You talk in the book about the challenge of the “exponential gap.” You write that, if the primary cause of it is the inability of people to predict exponential change, then the secondary cause is the fact that they’re unwilling or unable to adapt. What kinds of companies or industries do you feel have failed to adapt?

Well, it’s so broad across so many industries. You only have to look at what’s happened to newspapers and how powerless they are in the face of digital publishing and social networks – that’s what happens when you misperceive the value of the asset that you’re sitting on.

It’s been easier for companies we might think of as much less digital, whether it’s mining, or healthcare, or aviation, because they haven’t been swept by the tidal wave. They’ve been able to see what happens to industries that don’t understand exponential reality. If you’re an aircraft manufacturer, and you look at what happened in newspapers, you have very few reasons not to say, “Well, we should prepare for a zero-carbon future.” But the earlier you were facing the tidal wave of exponential reality, the less chance you had to put your strategies in place.

What might the exponential age do for education, in terms of changes to the ways that we consume knowledge?

It’s incredibly important to try to use some of these exponential technologies to widen access to education, whether it’s through remote learning, blended learning, massively open online courses (MOOCs), or even through YouTube or TikTok videos. There’s really interesting and heartwarming data from decades-long studies in China about the ability to deliver remote learning to foreign and rural students in a way that’s improving educational and life outcomes.

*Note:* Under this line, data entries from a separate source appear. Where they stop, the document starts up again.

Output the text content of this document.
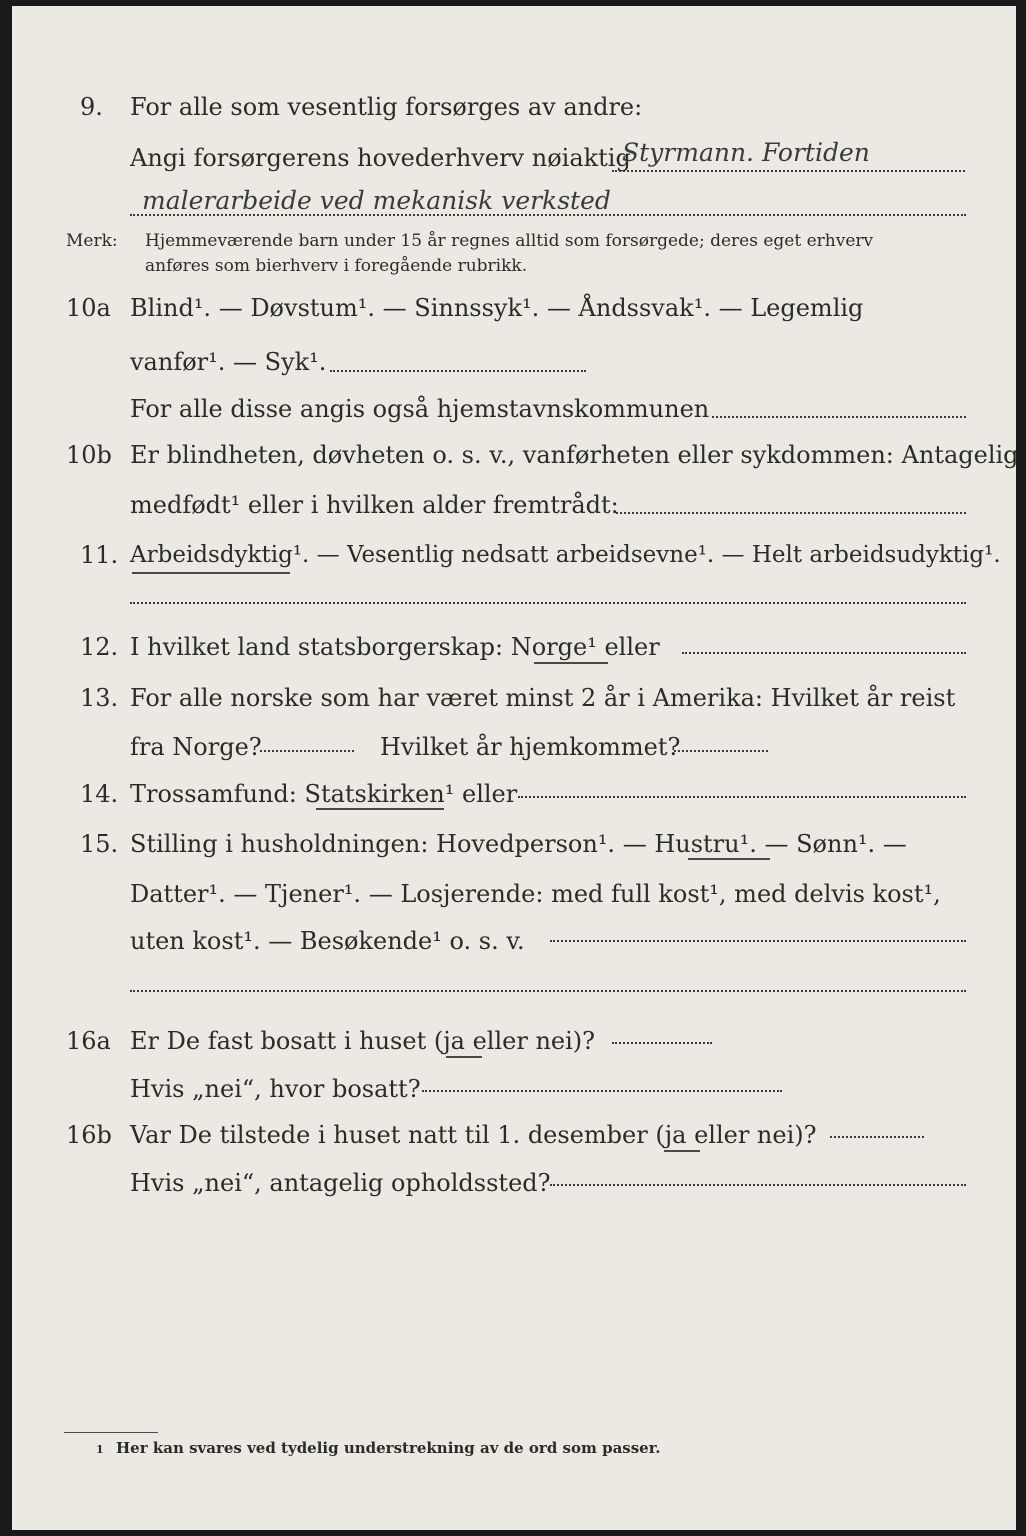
9. For alle som vesentlig forsørges av andre:
Angi forsørgerens hovederhverv nøiaktig
Styrmann. Fortiden
malerarbeide ved mekanisk verksted
Merk: Hjemmeværende barn under 15 år regnes alltid som forsørgede; deres eget erhverv
anføres som bierhverv i foregående rubrikk.
10a Blind¹. — Døvstum¹. — Sinnssyk¹. — Åndssvak¹. — Legemlig
vanfør¹. — Syk¹.
For alle disse angis også hjemstavnskommunen
10b Er blindheten, døvheten o. s. v., vanførheten eller sykdommen: Antagelig
medfødt¹ eller i hvilken alder fremtrådt:
11. Arbeidsdyktig¹. — Vesentlig nedsatt arbeidsevne¹. — Helt arbeidsudyktig¹.
12. I hvilket land statsborgerskap: Norge¹ eller
13. For alle norske som har været minst 2 år i Amerika: Hvilket år reist
fra Norge?	Hvilket år hjemkommet?
14. Trossamfund: Statskirken¹ eller
15. Stilling i husholdningen: Hovedperson¹. — Hustru¹. — Sønn¹. —
Datter¹. — Tjener¹. — Losjerende: med full kost¹, med delvis kost¹,
uten kost¹. — Besøkende¹ o. s. v.
16a Er De fast bosatt i huset (ja eller nei)?
Hvis „nei“, hvor bosatt?
16b Var De tilstede i huset natt til 1. desember (ja eller nei)?
Hvis „nei“, antagelig opholdssted?
1 Her kan svares ved tydelig understrekning av de ord som passer.
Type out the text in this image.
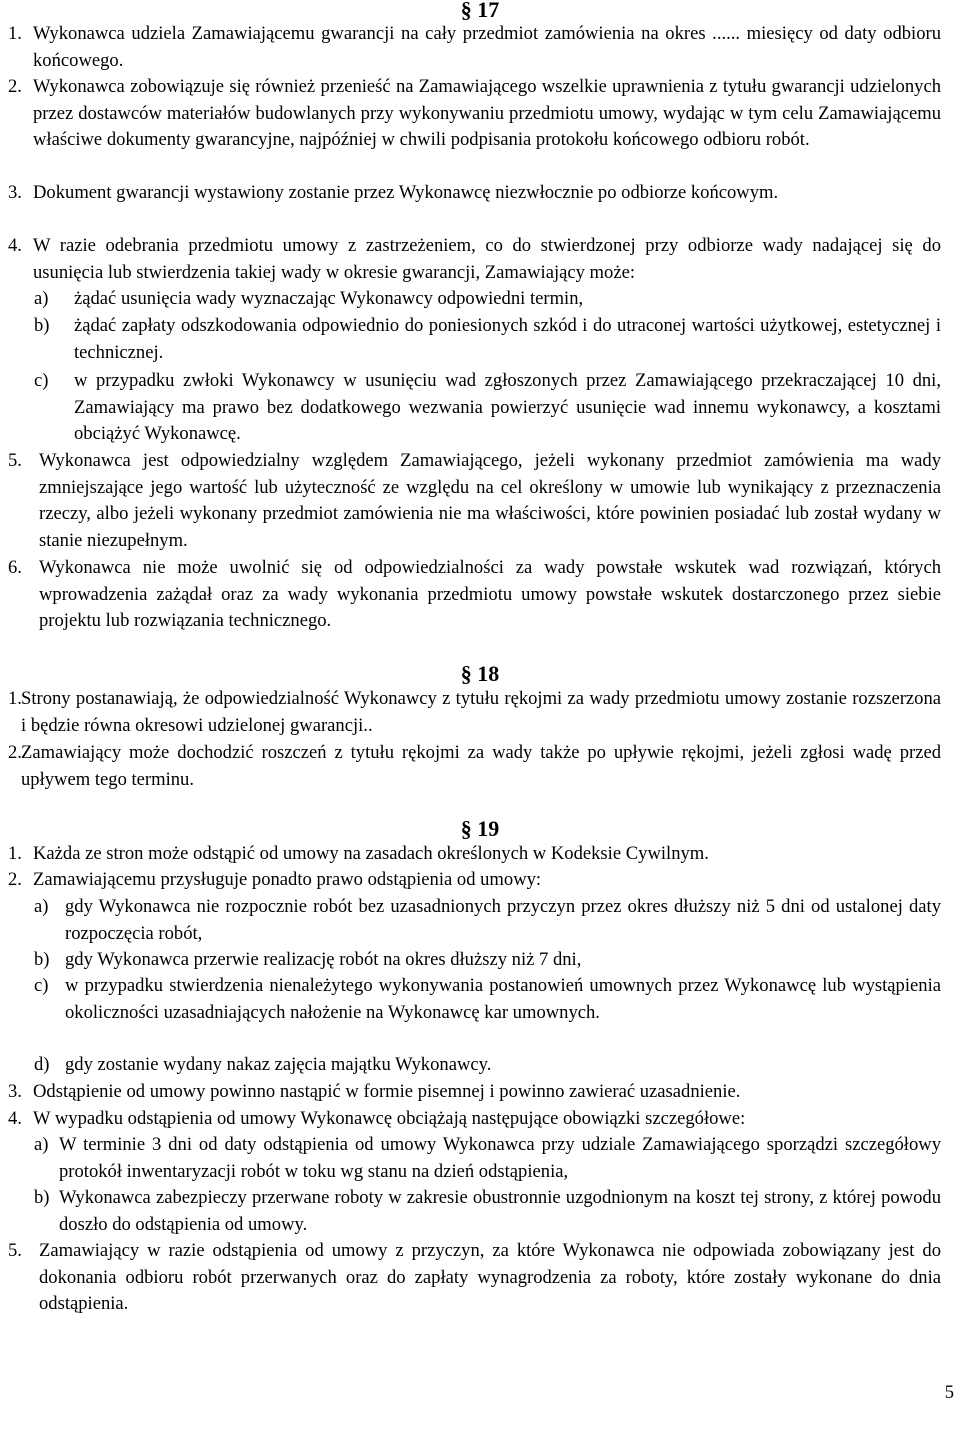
§ 17
1. Wykonawca udziela Zamawiającemu gwarancji na cały przedmiot zamówienia na okres ...... miesięcy od daty odbioru końcowego.
2. Wykonawca zobowiązuje się również przenieść na Zamawiającego wszelkie uprawnienia z tytułu gwarancji udzielonych przez dostawców materiałów budowlanych przy wykonywaniu przedmiotu umowy, wydając w tym celu Zamawiającemu właściwe dokumenty gwarancyjne, najpóźniej w chwili podpisania protokołu końcowego odbioru robót.
3. Dokument gwarancji wystawiony zostanie przez Wykonawcę niezwłocznie po odbiorze końcowym.
4. W razie odebrania przedmiotu umowy z zastrzeżeniem, co do stwierdzonej przy odbiorze wady nadającej się do usunięcia lub stwierdzenia takiej wady w okresie gwarancji, Zamawiający może:
a)	żądać usunięcia wady wyznaczając Wykonawcy odpowiedni termin,
b)	żądać zapłaty odszkodowania odpowiednio do poniesionych szkód i do utraconej wartości użytkowej, estetycznej i technicznej.
c)	w przypadku zwłoki Wykonawcy w usunięciu wad zgłoszonych przez Zamawiającego przekraczającej 10 dni, Zamawiający ma prawo bez dodatkowego wezwania powierzyć usunięcie wad innemu wykonawcy, a kosztami obciążyć Wykonawcę.
5. Wykonawca jest odpowiedzialny względem Zamawiającego, jeżeli wykonany przedmiot zamówienia ma wady zmniejszające jego wartość lub użyteczność ze względu na cel określony w umowie lub wynikający z przeznaczenia rzeczy, albo jeżeli wykonany przedmiot zamówienia nie ma właściwości, które powinien posiadać lub został wydany w stanie niezupełnym.
6. Wykonawca nie może uwolnić się od odpowiedzialności za wady powstałe wskutek wad rozwiązań, których wprowadzenia zażądał oraz za wady wykonania przedmiotu umowy powstałe wskutek dostarczonego przez siebie projektu lub rozwiązania technicznego.
§ 18
1. Strony postanawiają, że odpowiedzialność Wykonawcy z tytułu rękojmi za wady przedmiotu umowy zostanie rozszerzona i będzie równa okresowi udzielonej gwarancji..
2. Zamawiający może dochodzić roszczeń z tytułu rękojmi za wady także po upływie rękojmi, jeżeli zgłosi wadę przed upływem tego terminu.
§ 19
1. Każda ze stron może odstąpić od umowy na zasadach określonych w Kodeksie Cywilnym.
2. Zamawiającemu przysługuje ponadto prawo odstąpienia od umowy:
a) gdy Wykonawca nie rozpocznie robót bez uzasadnionych przyczyn przez okres dłuższy niż 5 dni od ustalonej daty rozpoczęcia robót,
b) gdy Wykonawca przerwie realizację robót na okres dłuższy niż 7 dni,
c) w przypadku stwierdzenia nienależytego wykonywania postanowień umownych przez Wykonawcę lub wystąpienia okoliczności uzasadniających nałożenie na Wykonawcę kar umownych.
d) gdy zostanie wydany nakaz zajęcia majątku Wykonawcy.
3. Odstąpienie od umowy powinno nastąpić w formie pisemnej i powinno zawierać uzasadnienie.
4. W wypadku odstąpienia od umowy Wykonawcę obciążają następujące obowiązki szczegółowe:
a) W terminie 3 dni od daty odstąpienia od umowy Wykonawca przy udziale Zamawiającego sporządzi szczegółowy protokół inwentaryzacji robót w toku wg stanu na dzień odstąpienia,
b) Wykonawca zabezpieczy przerwane roboty w zakresie obustronnie uzgodnionym na koszt tej strony, z której powodu doszło do odstąpienia od umowy.
5. Zamawiający w razie odstąpienia od umowy z przyczyn, za które Wykonawca nie odpowiada zobowiązany jest do dokonania odbioru robót przerwanych oraz do zapłaty wynagrodzenia za roboty, które zostały wykonane do dnia odstąpienia.
5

At the same time, while one can learn useful skills through “snacking” on YouTube videos and the occasional lecture PDF, one doesn’t really approach any level of mastery with a subject or any level of critical engagement with it, unless they are able to practice it, either “in the field” or under the tutelage of a great academic institution. It takes time to learn and make mistakes.

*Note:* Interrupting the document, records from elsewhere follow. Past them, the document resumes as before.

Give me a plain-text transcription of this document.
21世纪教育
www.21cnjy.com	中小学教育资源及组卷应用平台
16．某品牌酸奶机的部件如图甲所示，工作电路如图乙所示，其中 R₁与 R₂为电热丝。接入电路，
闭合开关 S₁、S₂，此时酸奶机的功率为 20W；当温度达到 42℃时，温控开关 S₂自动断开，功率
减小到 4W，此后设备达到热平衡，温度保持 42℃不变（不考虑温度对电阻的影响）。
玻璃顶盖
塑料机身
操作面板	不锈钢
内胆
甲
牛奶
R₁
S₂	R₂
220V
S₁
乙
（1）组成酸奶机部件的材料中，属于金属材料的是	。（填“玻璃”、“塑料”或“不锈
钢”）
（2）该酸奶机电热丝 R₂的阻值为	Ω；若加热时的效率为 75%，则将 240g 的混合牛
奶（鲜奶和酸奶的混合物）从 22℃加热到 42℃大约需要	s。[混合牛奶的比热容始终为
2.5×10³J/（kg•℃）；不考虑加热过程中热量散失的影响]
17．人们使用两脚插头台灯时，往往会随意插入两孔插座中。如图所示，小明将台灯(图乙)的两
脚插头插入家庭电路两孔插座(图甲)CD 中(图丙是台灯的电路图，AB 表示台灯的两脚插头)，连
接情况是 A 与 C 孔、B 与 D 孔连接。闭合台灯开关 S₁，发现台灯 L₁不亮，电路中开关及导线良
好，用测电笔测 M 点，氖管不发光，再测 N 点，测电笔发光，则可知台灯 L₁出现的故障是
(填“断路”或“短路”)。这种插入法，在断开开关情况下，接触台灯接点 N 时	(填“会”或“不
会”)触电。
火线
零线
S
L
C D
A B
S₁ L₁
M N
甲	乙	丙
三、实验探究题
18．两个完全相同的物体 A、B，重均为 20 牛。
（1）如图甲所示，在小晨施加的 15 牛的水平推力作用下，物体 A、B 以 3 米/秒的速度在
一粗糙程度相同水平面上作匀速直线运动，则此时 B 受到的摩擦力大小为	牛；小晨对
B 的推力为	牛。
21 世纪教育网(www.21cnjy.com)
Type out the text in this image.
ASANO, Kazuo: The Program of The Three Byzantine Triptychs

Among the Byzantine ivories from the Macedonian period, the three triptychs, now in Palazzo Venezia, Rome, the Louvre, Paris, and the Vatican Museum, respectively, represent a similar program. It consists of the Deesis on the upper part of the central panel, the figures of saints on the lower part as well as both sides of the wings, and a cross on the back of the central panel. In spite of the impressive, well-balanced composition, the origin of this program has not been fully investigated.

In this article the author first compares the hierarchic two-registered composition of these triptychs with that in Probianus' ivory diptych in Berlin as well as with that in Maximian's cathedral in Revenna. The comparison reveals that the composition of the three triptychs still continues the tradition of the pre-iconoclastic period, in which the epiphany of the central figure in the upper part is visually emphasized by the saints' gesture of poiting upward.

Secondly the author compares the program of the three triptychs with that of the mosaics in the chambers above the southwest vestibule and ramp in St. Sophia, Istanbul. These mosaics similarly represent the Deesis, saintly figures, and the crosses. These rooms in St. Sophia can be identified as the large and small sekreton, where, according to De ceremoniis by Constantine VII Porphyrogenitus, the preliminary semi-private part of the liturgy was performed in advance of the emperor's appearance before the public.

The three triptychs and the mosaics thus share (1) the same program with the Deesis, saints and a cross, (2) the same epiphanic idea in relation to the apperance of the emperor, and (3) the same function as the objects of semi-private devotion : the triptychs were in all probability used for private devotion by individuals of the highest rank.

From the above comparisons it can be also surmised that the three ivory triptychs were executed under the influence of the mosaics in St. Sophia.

There’s a tremendous potential with these new technologies, particularly to broaden shallow understanding of subjects. But when we look at deep understanding of any discipline, it’s got to be rooted in the practical practice of someone putting those skills to use on a day-to-day basis over many years.

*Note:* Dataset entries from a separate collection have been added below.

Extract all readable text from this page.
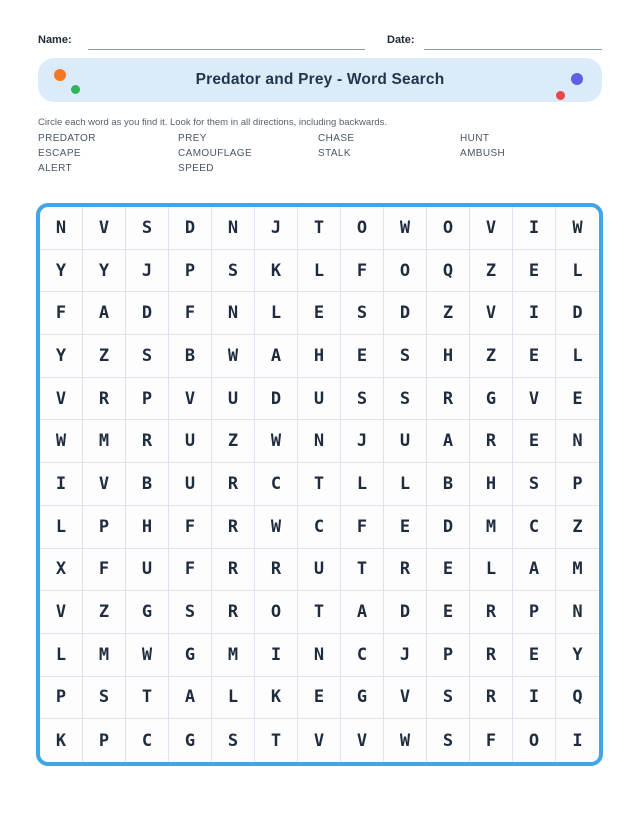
Name:	Date:
Predator and Prey - Word Search
Circle each word as you find it. Look for them in all directions, including backwards.
PREDATOR	PREY	CHASE	HUNT
ESCAPE	CAMOUFLAGE	STALK	AMBUSH
ALERT	SPEED
N	V	S	D	N	J	T	O	W	O	V	I	W
Y	Y	J	P	S	K	L	F	O	Q	Z	E	L
F	A	D	F	N	L	E	S	D	Z	V	I	D
Y	Z	S	B	W	A	H	E	S	H	Z	E	L
V	R	P	V	U	D	U	S	S	R	G	V	E
W	M	R	U	Z	W	N	J	U	A	R	E	N
I	V	B	U	R	C	T	L	L	B	H	S	P
L	P	H	F	R	W	C	F	E	D	M	C	Z
X	F	U	F	R	R	U	T	R	E	L	A	M
V	Z	G	S	R	O	T	A	D	E	R	P	N
L	M	W	G	M	I	N	C	J	P	R	E	Y
P	S	T	A	L	K	E	G	V	S	R	I	Q
K	P	C	G	S	T	V	V	W	S	F	O	I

What’s it been like to think about these issues in the midst of maybe the most exponentially-oriented event of our lifetime? 

It certainly has made the world more aware of the idea of a runaway function – an exponential that’s very boring one day and out of control within a few days.

One thing that did come out of the pandemic was that companies that had already said that computation, robotics, and engineering approaches to biology were going to be important, have ended up growing incredibly quickly, and are continuing to hire and continuing to win market share.